O risco de um novo Pombal

Vai já mais de um século desde que em 1922 chegaram ao Brasil os primeiros religiosos da ordem camiliana, liderados pelo Padre Inocente Radrizzan, com a missão de trazer ao nosso País uma obra inspirada pelo carisma de seu fundador, São Camilo de Lellis (1550-1614). Inspirados por sua fé e ajudados por pessoas de boa vontade, esses religiosos foram gradualmente construindo o que veio a ser a atual rede São Camilo, que hoje conta com três unidades na capital e mais de 750 leitos, cerca de 6 mil colaboradores assistenciais e administrativos e 7,9 mil médicos cadastrados. Os recursos provenientes de seu atendimento permitem subsidiar outros 33 hospitais administrados pela Sociedade Beneficente São Camilo, que oferecem atendimento público em todo o País.

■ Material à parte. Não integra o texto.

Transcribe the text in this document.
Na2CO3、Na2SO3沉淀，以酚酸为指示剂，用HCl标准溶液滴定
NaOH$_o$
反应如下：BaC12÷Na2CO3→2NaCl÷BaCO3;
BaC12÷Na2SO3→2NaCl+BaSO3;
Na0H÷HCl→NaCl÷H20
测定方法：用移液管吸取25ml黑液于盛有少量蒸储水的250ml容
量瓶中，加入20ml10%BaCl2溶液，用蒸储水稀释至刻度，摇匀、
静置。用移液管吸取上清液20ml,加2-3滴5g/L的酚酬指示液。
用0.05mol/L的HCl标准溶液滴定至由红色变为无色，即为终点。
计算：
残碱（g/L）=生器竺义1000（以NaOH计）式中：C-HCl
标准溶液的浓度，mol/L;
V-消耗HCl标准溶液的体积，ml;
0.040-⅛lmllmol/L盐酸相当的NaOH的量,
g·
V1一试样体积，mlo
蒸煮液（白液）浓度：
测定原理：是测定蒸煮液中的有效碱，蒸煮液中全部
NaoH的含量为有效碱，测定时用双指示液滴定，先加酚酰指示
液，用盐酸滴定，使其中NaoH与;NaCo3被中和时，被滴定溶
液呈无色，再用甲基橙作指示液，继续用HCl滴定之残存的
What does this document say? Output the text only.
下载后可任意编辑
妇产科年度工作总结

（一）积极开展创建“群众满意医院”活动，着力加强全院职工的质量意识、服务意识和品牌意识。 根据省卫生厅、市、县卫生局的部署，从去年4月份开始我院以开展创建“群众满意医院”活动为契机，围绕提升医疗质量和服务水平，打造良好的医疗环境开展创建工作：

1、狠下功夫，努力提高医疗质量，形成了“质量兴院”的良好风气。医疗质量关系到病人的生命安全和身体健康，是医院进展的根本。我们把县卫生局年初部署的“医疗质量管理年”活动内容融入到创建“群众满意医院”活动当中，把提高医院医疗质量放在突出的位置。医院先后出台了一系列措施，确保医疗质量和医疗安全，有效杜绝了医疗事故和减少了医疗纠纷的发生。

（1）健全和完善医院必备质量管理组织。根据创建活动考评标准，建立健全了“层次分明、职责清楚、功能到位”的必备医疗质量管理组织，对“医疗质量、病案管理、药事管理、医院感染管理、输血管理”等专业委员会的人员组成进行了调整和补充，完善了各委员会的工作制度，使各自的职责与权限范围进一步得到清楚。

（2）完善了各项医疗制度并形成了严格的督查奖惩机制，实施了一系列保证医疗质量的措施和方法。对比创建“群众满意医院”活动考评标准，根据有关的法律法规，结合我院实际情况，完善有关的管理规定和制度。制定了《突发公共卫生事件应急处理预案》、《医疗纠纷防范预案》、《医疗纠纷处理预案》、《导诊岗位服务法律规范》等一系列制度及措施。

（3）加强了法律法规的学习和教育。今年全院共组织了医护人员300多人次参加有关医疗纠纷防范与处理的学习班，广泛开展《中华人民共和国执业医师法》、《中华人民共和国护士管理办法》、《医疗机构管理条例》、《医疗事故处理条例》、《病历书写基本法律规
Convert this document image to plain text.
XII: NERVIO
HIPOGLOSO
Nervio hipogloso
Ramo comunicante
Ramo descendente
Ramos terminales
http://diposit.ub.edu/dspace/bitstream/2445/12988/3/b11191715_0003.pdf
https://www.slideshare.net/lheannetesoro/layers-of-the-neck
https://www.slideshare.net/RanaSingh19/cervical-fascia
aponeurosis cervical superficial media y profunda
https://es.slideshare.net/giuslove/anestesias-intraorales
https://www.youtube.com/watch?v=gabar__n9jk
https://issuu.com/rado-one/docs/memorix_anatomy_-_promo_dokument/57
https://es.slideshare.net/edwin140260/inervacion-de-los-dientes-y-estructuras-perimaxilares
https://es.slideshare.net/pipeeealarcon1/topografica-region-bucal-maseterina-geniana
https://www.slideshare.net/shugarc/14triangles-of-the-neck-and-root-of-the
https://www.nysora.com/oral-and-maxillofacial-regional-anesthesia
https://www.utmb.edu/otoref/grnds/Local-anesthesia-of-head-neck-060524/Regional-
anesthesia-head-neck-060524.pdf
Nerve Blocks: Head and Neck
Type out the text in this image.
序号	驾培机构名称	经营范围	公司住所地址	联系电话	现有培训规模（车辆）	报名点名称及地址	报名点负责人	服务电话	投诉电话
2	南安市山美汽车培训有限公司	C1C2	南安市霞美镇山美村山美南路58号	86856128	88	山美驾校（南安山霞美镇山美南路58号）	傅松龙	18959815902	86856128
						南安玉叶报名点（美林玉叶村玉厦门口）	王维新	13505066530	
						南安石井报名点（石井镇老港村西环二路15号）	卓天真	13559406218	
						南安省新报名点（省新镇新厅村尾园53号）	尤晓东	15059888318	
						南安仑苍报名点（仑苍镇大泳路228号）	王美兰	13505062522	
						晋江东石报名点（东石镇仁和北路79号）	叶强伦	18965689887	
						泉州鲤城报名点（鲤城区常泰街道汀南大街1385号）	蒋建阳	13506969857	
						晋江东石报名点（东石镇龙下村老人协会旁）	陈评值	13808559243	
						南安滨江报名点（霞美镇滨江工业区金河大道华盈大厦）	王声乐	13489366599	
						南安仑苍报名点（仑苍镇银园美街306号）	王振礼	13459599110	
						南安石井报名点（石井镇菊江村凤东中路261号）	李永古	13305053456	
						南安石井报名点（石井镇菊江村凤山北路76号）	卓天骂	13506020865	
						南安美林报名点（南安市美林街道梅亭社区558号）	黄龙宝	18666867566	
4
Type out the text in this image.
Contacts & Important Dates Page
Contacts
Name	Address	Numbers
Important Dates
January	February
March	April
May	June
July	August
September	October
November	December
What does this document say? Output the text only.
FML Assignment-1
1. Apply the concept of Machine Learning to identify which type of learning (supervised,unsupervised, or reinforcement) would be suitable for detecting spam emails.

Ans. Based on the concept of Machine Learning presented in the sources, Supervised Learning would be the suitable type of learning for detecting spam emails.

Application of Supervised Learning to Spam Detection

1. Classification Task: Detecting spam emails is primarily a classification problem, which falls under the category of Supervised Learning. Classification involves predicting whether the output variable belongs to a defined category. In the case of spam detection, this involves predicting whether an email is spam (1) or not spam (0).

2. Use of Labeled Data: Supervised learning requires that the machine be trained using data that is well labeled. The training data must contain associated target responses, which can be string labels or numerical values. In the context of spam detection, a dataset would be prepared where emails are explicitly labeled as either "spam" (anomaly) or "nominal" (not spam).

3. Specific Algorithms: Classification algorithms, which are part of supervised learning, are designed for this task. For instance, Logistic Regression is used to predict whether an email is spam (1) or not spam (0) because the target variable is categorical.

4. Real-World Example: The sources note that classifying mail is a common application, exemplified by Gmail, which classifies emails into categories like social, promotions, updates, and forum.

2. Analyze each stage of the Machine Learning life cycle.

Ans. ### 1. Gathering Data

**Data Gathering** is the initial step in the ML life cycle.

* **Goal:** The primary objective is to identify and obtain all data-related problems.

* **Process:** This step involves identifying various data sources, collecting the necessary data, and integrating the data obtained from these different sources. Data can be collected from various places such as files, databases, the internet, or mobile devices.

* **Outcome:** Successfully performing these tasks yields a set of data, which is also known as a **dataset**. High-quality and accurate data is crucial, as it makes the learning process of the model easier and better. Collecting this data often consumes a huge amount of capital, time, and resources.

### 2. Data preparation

Nas últimas semanas, no entanto, o São Camilo se viu arrastado para os holofotes da grande mídia, e intimado a responder a inquérito no MPSP e à ação civil perante o Tribunal de Justiça de São Paulo. O motivo? Uma mulher solicitou ao hospital a implantação de um DIU, e recebeu da médica a resposta de que o procedimento – que além do efeito contraceptivo também pode evitar a nidação e causar aborto – não poderia ser realizado na instituição, que possui identidade e inspiração católicas. Até aqui, nada de novo (esta sempre a política dos hospitais católicos quanto à contracepção artificial, tanto para homens quanto para mulheres, como sabe qualquer pessoa que conheça minimamente a doutrina da Igreja) – mas esta paciente é influencer no X (antigo Twitter) e seu post sobre o assunto logo viralizou. Já no dia seguinte, ela se ria da “quantidade de entrevista[s]” que dera sobre a questão; e também a deputada estadual Andréa Werner (PSB) e a bancada feminista do PSOL na Câmara Municipal se movimentaram para instigar a instauração dos citados inquérito e ação civil.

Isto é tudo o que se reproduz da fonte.